Tantra creates her paintings with tempera paint on portrait linen, working with organic materials and minerals which she describes as 'living and breathing. Multiple layers of tempera paint are sanded between coats resulting in an immaculate, colour rich, powdery finish. This painted surface contrasts against the areas of unpainted linen, finely woven and unveiling the very structure of painting itself.
The emphasis on materiality is articulated in Tantra's artistic process itself. While the visual compositions are created digitally, the paintings are executed by hand in the studio through meticulous preparation. The very act of painting itself happens quickly, performed on a stretched canvas, laid horizontally across table trestles.

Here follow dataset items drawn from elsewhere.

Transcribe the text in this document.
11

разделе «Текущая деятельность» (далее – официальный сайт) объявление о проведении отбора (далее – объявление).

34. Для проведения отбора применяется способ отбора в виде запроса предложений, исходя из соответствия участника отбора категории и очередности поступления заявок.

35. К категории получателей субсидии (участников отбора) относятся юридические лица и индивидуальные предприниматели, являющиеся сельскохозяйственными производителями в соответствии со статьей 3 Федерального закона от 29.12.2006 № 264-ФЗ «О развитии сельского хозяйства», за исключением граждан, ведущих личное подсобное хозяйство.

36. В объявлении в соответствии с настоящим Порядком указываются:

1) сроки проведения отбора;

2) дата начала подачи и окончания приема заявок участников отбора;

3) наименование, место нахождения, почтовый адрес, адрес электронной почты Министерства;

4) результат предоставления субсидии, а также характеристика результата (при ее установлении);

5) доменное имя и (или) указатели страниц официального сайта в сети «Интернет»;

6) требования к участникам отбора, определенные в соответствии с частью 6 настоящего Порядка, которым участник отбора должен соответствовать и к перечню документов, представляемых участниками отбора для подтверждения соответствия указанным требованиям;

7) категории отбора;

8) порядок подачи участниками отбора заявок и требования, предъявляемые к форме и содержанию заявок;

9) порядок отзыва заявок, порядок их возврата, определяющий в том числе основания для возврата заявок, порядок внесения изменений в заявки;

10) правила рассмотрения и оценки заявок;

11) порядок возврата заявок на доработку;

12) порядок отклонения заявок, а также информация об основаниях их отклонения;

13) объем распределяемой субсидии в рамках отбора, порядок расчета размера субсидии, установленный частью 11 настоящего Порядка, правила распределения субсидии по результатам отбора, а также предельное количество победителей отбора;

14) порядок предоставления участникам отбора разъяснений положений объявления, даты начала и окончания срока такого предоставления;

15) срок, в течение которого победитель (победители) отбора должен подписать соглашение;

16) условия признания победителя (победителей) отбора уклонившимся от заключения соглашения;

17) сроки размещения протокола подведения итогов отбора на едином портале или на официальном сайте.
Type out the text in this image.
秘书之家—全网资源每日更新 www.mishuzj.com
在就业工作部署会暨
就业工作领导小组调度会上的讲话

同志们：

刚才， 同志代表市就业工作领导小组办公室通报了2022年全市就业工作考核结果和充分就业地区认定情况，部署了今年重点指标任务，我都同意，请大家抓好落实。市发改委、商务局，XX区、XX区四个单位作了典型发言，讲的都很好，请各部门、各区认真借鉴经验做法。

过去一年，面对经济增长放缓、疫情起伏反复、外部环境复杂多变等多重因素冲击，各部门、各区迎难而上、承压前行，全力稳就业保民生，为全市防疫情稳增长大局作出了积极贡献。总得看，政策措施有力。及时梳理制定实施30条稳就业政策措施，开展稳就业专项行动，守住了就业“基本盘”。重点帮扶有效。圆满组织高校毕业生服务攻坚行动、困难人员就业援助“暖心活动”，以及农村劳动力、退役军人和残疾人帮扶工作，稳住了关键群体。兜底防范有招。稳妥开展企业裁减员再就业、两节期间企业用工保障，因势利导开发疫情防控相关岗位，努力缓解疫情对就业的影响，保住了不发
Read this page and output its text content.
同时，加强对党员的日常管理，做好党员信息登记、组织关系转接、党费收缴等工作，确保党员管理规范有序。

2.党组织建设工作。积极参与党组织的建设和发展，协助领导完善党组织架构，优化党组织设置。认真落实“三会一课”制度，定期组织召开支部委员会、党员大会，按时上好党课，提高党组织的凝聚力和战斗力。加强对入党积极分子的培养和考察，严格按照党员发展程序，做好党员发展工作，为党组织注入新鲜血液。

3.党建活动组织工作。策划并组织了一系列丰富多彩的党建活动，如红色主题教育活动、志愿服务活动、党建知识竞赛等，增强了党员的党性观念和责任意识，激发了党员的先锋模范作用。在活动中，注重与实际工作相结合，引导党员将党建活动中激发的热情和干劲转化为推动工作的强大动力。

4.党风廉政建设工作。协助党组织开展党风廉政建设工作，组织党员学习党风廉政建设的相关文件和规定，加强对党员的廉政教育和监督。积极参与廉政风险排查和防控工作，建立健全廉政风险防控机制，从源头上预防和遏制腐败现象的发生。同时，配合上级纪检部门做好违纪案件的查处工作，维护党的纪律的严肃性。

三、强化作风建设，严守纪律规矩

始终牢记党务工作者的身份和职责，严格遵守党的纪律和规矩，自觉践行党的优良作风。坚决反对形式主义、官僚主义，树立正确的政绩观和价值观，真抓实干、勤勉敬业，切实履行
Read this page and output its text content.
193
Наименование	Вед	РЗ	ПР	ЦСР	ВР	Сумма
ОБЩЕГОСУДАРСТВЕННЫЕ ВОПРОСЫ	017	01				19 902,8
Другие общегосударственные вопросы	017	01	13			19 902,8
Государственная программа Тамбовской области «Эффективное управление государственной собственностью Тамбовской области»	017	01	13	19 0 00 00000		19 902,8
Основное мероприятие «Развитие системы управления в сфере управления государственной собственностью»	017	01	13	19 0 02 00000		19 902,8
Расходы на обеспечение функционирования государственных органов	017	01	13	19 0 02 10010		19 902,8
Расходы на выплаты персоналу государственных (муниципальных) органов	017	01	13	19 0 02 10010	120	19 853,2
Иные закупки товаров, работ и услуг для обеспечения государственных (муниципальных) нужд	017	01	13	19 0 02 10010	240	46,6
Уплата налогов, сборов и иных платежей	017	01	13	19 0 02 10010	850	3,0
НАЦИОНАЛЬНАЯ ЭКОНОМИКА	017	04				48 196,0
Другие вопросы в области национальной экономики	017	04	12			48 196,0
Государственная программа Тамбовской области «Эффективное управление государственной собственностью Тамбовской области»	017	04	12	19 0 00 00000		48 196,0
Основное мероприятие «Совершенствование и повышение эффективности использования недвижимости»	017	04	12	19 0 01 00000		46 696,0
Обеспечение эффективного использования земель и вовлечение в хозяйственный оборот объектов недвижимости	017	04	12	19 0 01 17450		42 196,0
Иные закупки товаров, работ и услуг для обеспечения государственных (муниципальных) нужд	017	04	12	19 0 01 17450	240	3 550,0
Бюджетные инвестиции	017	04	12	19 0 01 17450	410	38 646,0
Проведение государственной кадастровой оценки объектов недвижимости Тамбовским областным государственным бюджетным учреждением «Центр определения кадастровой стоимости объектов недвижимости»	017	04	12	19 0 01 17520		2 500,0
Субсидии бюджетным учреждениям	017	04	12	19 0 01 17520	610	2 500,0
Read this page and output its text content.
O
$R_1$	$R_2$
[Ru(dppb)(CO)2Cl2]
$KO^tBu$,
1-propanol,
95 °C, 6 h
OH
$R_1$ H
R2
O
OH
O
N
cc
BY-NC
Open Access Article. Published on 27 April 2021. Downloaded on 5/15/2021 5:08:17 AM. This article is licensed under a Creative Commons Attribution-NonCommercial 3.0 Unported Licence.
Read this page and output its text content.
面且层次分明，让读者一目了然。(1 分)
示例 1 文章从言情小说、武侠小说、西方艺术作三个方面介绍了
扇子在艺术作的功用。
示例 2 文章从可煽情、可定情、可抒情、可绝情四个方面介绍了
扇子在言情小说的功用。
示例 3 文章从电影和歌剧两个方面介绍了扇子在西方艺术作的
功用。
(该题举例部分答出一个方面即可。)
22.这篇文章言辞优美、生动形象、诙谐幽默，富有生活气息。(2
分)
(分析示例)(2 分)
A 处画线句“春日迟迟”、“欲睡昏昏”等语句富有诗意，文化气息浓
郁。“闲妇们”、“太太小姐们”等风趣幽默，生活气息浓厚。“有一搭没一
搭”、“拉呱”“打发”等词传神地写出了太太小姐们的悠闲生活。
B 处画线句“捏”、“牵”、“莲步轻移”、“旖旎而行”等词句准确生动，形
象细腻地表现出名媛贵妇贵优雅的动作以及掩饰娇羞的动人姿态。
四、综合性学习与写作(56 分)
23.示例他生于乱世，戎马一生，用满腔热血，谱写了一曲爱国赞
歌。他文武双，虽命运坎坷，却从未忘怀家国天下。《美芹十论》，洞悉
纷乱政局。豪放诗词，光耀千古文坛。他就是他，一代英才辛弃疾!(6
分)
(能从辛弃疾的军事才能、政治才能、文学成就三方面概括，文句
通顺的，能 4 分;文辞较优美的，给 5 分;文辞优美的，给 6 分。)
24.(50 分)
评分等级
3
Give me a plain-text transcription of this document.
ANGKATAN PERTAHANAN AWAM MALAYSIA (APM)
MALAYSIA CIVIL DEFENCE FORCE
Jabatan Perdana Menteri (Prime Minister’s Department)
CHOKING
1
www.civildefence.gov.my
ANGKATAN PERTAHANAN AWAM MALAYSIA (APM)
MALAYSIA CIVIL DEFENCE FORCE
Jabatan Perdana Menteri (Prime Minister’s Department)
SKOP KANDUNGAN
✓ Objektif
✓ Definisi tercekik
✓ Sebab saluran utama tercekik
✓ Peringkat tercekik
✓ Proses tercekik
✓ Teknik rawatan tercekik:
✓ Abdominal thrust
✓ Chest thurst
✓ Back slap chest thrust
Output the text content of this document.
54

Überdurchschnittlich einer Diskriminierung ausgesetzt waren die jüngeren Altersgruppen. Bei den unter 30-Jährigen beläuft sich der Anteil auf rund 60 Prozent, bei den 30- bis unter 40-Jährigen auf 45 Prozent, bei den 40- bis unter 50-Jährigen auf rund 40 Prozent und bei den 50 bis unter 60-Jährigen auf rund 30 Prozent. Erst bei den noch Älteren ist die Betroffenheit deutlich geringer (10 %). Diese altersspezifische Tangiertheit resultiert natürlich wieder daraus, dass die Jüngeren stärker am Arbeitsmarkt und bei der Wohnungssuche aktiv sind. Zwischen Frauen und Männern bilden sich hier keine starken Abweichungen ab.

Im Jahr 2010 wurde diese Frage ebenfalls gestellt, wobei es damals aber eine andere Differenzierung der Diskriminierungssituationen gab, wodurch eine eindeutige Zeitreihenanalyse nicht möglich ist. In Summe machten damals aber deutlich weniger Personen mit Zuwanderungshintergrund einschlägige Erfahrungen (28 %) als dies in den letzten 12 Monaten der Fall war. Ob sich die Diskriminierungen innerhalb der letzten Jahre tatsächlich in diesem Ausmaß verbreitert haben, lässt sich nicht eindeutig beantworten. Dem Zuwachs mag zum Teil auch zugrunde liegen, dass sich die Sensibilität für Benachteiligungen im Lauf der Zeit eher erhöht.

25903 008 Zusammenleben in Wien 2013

Tantra reflects on her artistic process: “I don't actually see the painting until the very end when all the masking tape is taken off. Due to the fragility of the tempera paint, corrections are difficult, the process is unforgiving, and there is no space for errors. It is like calligraphy where you have just one shot at making it work.”
In the last two years, Tantra has experimented with gold. Drawn to its universal appeal throughout the ages, Tantra applies gold leaf to her paintings. And whilst paint absorbs light, gold reflects and shines, continuously shifting as the light fades from day to night, from viewer to viewer as they move or walk around, allowing for shifting meanings and experiences.